It'd probably make sense to add metadata routing here from the start. Let me know if I should add it, or if you do, let me know and I can review it.
Indeed, I have two features to add:
- Use metadata routing
- Enable a manual tuning
I will ping you when I am facing issue.
Thanks @solegalli. I will address the comment. I need first to make the metadata routing work properly and add some additional tests before revisiting the documentation.
Requires a merge of https://github.com/scikit-learn/scikit-learn/pull/26840
To remove the remaining failure, we would need to bump from pandas 1.0 to 1.5. Since this is a bit drastic, I can try to handle the plot with matplotlib. WDYT @ogrisel ?
To remove the remaining failure, we would need to bump from pandas 1.0 to 1.5.
I was wrong. We only need to bump to 1.1. So I assume this is enough no need to change the plot.
Given the constraints for review, what do you think about making TunedThresholdClassifier
experimental for 1.4?
I think that this is good for another round of review.
LGTM
Deja-vu :)
🎉
The issue about refactoring is already open here: https://github.com/scikit-learn/scikit-learn/issues/28941.
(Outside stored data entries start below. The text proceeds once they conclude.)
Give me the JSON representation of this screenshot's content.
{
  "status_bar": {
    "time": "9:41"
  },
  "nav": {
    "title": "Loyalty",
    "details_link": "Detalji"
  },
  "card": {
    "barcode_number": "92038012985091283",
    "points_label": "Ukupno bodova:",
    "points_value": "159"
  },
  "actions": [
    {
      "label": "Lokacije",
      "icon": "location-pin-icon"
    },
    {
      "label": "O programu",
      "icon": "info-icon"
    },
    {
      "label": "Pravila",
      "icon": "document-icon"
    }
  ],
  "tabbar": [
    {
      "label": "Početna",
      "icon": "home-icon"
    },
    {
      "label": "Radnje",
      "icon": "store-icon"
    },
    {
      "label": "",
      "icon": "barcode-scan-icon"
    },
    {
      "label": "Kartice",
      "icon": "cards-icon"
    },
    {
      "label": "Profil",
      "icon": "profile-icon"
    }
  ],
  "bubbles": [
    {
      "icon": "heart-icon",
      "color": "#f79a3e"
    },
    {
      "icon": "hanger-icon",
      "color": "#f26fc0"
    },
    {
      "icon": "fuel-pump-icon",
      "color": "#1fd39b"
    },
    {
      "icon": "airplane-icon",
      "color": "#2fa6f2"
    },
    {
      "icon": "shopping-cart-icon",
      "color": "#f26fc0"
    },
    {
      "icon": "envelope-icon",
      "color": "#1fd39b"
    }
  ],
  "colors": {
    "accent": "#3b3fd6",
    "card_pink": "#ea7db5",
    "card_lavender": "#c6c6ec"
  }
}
For the documentation, I'll open one issue to see how to articulate the constrained part. The comment raised by @amueller is not anymore meaningful since we don't really allow to choose a point on the PR or ROC curve in a straight forward manner.
I'll also revive https://github.com/scikit-learn/scikit-learn/pull/17930
:rocket: @glemaitre 🎉 Thanks for this great addition many have been longing for.
In a way, I like the explicit FixedThresholdClassifier
. Out of curiosity: is there a path forward that this could end up as mixing class in every classifier? Without the need to meta-class-wrap it by the user?
Out of curiosity: is there a path forward that this could end up as mixing class in every classifier? Without the need to meta-class-wrap it by the user?
Maybe but that would entail adding at least 2 new constructor parameters to all classifiers in scikit-learn that implement predict_proba
or decision_function
. That's kind of an invasive API change...